Rodney wants to believe that it’s real.

*

“Show us what you’re made of.”

*

He could, he thinks. He could talk to Sheppard.

It’s like a weight coming off his chest.

He leans a little more on Sheppard’s arm and moves his foot across the fractured curve of the broken bowl, wondering how to begin explaining that his head feels sort of like that-knocked down and cracked open.

“Okay,” Rodney says, because it isn’t worth fighting anymore, because he isn’t Sheppard, and because it’s finally time for him to give up. “If you’re that desperate to have a heart-to-heart, I’ll see if I can speed up the process.” His mouth tenses and he makes it into a nervous little smile, flashes it at Sheppard to see if it meets his approval. “Who knows? Might even be cathartic.”

“There you go,” Sheppard says, squeezing his shoulder. “Always look on the bright side. Better view, for one thing, and you don’t tend to get the cramps in your neck-”

He doesn’t notice that Rodney has gone still.

*

“No. This is not what we need. Again.”

*

Rodney shakes his head. “No,” he says. “Please.”

He gets down on his knees next to the shards of pottery and looks past Sheppard to the ocean. He drowned once. It was easier than this. Head down, eyes down, he says, “I’ll tell you what you want to know. Just make it stop. I can’t do this anymore.” He presses one hand against his forehead, as if they won’t be able to stick their hand right through his to get at what they want, as if he can actually stop them from taking whatever they want, and he says, again, “Please.”
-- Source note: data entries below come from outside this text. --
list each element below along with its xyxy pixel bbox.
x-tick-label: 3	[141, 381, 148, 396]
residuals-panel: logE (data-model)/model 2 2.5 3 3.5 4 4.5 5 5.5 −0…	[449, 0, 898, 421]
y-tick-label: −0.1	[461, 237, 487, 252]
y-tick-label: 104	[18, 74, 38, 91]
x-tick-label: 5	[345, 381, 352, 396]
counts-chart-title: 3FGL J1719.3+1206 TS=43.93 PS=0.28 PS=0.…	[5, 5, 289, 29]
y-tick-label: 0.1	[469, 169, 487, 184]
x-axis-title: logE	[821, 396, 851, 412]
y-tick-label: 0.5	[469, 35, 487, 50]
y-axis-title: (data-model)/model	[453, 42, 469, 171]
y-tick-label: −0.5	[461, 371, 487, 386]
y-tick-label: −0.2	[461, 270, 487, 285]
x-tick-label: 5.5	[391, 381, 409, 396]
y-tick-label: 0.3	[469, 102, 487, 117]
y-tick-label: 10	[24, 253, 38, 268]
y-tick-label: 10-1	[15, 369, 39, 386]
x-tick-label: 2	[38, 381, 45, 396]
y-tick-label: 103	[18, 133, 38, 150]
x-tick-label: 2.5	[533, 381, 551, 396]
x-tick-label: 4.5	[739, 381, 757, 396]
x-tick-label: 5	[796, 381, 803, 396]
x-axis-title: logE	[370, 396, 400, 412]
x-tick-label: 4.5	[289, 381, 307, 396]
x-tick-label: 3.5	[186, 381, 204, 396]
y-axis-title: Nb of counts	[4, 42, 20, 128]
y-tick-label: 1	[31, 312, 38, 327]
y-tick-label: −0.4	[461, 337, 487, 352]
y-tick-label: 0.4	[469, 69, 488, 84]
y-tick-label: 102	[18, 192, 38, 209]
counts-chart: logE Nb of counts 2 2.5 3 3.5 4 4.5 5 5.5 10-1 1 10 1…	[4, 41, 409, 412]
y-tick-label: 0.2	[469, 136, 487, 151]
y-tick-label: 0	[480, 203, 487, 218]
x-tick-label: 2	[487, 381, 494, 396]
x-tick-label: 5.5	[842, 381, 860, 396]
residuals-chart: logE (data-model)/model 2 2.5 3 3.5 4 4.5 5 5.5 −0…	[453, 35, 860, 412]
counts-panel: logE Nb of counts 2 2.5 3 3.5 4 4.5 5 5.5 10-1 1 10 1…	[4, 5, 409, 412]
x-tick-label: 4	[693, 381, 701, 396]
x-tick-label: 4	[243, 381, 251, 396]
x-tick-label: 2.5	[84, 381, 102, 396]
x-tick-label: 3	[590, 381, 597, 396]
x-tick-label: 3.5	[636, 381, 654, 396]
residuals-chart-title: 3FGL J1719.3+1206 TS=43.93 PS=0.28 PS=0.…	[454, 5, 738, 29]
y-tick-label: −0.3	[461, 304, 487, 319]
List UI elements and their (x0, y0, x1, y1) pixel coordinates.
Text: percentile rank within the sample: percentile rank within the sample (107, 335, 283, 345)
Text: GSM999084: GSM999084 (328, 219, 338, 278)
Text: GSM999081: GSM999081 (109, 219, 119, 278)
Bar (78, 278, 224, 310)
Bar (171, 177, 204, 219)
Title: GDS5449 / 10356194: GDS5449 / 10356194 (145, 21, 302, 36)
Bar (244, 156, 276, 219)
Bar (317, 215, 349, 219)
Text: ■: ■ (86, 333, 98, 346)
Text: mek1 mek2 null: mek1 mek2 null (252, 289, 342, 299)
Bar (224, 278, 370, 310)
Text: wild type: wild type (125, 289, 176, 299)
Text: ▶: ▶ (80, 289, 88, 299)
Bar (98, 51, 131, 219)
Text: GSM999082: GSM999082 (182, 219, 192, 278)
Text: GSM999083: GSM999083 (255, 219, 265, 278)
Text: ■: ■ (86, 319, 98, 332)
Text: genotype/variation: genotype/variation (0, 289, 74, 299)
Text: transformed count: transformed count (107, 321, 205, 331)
Sheppard’s shoulders are hunched and his eyes are dark-he looks like the sky is falling again, and Rodney doesn’t know why. He hasn’t done anything wrong yet. They’ll get there-they always do-but not yet. He wonders if it’s a matter of nanoseconds, or microseconds, or even the hours that he spent with Kolya in the dark.

Maybe they need him.

Sheppard just stands there, horrified and angry, missing all of his cues, and Rodney says, “Here. Let me show you.”

He unlaces one of his boots.

When Sheppard finally gets down beside him, Rodney shows him how to make a cat’s cradle.